9.21.17 Calories// Part 1// your scale
Deadlift+Power Clean+Front Squat+ Split Jerk
If you learn anything from this mini-series of posts, let it be this-- Calories in vs calories out matters when it comes to weight and fat loss, but it is far too complicated, unreliable, and inaccurate to try and count or keep track of them for weight management. "How does that even work? If calories in vs calories out is what dictates my weight, shouldn't I know exactly how much I'm eating and burning?" Yes tracking your intake and output would work perfectly if you did't also have hormones, genetics, exercise adaptations, sleep, hydration, stress, pollution, television, your attention span, age, or your kids to deal with!

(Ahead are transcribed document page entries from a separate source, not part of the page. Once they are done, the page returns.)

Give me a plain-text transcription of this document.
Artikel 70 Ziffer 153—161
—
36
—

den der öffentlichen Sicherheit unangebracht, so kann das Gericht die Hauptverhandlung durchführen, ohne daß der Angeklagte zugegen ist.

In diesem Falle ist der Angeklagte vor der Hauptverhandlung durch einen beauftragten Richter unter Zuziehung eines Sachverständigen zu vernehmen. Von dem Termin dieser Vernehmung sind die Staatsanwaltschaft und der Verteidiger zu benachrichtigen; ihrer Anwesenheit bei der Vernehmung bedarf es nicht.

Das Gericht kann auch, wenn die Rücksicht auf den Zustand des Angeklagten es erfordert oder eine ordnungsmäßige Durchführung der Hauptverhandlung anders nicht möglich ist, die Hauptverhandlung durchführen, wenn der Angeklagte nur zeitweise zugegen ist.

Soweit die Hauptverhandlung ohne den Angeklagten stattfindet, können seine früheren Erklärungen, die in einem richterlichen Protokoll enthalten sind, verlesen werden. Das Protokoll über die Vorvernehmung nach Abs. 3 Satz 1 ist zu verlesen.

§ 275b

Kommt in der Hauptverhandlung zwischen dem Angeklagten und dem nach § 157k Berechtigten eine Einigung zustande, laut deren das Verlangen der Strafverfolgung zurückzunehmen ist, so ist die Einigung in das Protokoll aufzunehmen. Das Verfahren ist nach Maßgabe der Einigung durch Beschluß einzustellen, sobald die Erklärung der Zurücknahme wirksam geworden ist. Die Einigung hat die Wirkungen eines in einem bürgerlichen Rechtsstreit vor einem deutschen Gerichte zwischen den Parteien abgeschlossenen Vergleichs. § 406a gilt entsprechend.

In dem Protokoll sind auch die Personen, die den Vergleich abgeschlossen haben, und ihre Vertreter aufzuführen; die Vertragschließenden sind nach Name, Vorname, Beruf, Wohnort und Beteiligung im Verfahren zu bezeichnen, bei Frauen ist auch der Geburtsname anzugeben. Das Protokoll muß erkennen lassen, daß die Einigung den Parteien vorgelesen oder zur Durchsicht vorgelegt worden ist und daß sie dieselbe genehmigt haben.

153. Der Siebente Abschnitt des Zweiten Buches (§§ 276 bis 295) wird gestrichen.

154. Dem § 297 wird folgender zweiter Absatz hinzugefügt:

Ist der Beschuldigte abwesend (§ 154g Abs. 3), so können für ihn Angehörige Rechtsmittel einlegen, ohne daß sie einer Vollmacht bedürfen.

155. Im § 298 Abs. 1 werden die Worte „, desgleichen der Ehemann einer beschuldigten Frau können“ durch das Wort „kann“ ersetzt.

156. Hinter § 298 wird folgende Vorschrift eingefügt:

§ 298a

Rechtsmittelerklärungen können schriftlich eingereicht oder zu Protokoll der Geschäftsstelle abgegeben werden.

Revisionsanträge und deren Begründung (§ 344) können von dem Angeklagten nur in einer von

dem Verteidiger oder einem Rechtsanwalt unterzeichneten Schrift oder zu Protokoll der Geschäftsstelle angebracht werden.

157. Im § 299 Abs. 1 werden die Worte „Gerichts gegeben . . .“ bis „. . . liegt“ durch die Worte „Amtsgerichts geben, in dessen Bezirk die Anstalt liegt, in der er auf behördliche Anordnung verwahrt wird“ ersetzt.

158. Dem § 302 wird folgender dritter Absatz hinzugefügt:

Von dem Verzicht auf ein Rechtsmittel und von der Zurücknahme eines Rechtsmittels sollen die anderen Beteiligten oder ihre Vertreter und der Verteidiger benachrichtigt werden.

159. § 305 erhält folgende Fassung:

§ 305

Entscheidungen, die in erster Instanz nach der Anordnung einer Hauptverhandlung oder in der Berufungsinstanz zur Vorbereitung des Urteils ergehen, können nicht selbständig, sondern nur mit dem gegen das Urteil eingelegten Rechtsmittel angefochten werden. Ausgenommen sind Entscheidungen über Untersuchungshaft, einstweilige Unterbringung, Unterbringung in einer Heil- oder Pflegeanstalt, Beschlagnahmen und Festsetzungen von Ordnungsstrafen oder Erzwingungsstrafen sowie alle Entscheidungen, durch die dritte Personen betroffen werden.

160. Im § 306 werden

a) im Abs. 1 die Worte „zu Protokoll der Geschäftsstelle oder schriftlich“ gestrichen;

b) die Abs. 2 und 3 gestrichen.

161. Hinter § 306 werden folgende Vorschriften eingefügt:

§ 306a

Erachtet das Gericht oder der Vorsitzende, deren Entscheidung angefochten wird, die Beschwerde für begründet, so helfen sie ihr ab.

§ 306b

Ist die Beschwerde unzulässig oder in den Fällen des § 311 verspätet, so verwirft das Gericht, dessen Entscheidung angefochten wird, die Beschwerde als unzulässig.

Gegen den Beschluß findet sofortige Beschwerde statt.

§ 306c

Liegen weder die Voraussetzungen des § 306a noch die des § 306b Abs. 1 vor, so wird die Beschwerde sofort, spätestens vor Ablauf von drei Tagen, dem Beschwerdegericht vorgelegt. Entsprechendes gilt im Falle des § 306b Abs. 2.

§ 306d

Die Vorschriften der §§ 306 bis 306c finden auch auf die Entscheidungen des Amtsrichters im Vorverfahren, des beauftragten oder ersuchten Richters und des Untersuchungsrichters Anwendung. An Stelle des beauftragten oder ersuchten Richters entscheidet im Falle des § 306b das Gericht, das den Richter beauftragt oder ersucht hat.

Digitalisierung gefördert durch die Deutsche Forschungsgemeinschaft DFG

There are far too many variables and inconsistencies to rely on a mathematical equation to reach your goals. There is literally so much stuff at play, that I don't necessarily know the best place to start, but that also doesn't mean that all hope is lost! You can certainly make lasting change to your body.
We can agree that if you want to loose weight or gain weight, you're looking for a positive change. Nobody wants to loose muscle and keep the same amount of fat. When a guy says he's looking to bulk up, he's not talking about a bigger beer gut. Loose Fat/ Gain Muscle, one or both of those is your goal.
It's generally excepted that a pound of body fat is about 3,500 calories. Lets just think about that for a moment. You have to eat 3,500 calories MORE than you used to gain one pound, or use 3,500 calories MORE than you ate to loose a pound. I have to hold back the eyeroll when someone is excited about loosing 6lbs in a week. What you're telling me is that you burned 21 THOUSAND calories more than you ate this week! Where did you (legally) get the energy to move enough to burn 21,000 calories let alone 21,000 calories more than you ate? That movement on the scale is often encouraging, but you'll find that it's really fleeting and temporary, because after a couple glasses of water, you're already halfway back up! Understand that glycogen stored in the muscles has weight, and glycogen also requires water to be stored. So that big weight swing we can experience can really just be attributed to water retention. That could be discouraging if you really believed you were loosing 5lbs a week, but it's also good to know that your Friday night beers and wings didn't actually net you 4lbs of extra bodyfat! No way did you eat 17,000 more calories than you burned.
The scale can be a useful tool to measure your progress, but you just have to have some realistic expectations. Try to weigh yourself at the same time each week and under the same circumstances. If you are a larger human with a lot of fat to loose, a healthy rate to loose fat is about a pound a week. Two is possible, but not really sustainable, because well, a 7,000 calorie deficit is kind of painful. So weighing yourself Friday morning after a week of "on it" only to weigh yourself Saturday morning after letting your hair down to "assess the damage", never ends well. There's no reason to get depressed over gaining water weight, when your goal is fat-loss.
When you know that you shouldn't expect more than 1lb loss a week of fat, there's actually a lot of freedom in that. When you're moody late In the week? You're probably just starving, and if you know that, you can fill up on some healthy calories rather than smashing a doughnut because your world is crashing down and you can't explain your emotions. Don't feel like going on your walk or coming to CrossFit? Your body doesn't want to move because it's got no fuel! Don't be excited about being down an extra 3 lbs on the scale, be excited because it means you should eat some food! You love eating food!
Rather than stepping on the scale to assess your success or failure you can use your scale weight to assess things like your hydration or glycogen stores. If I'm completely honest with how I'm feeling, if the scale weight is especially light, I just don't feel strong or energetic. Same goes for Saturday morning after a Burger and Beers, I'm bloated and tight. When my meals consistently are the right size for how much I'm moving, I'm neither too light nor heavy, I feel strong, and still loose generally 1/4 lb a week.
In Part 2, I'll try to simplify our energy balance, and continue to reconcile calories-in-calories-out with not wanting anyone to count calories or macros.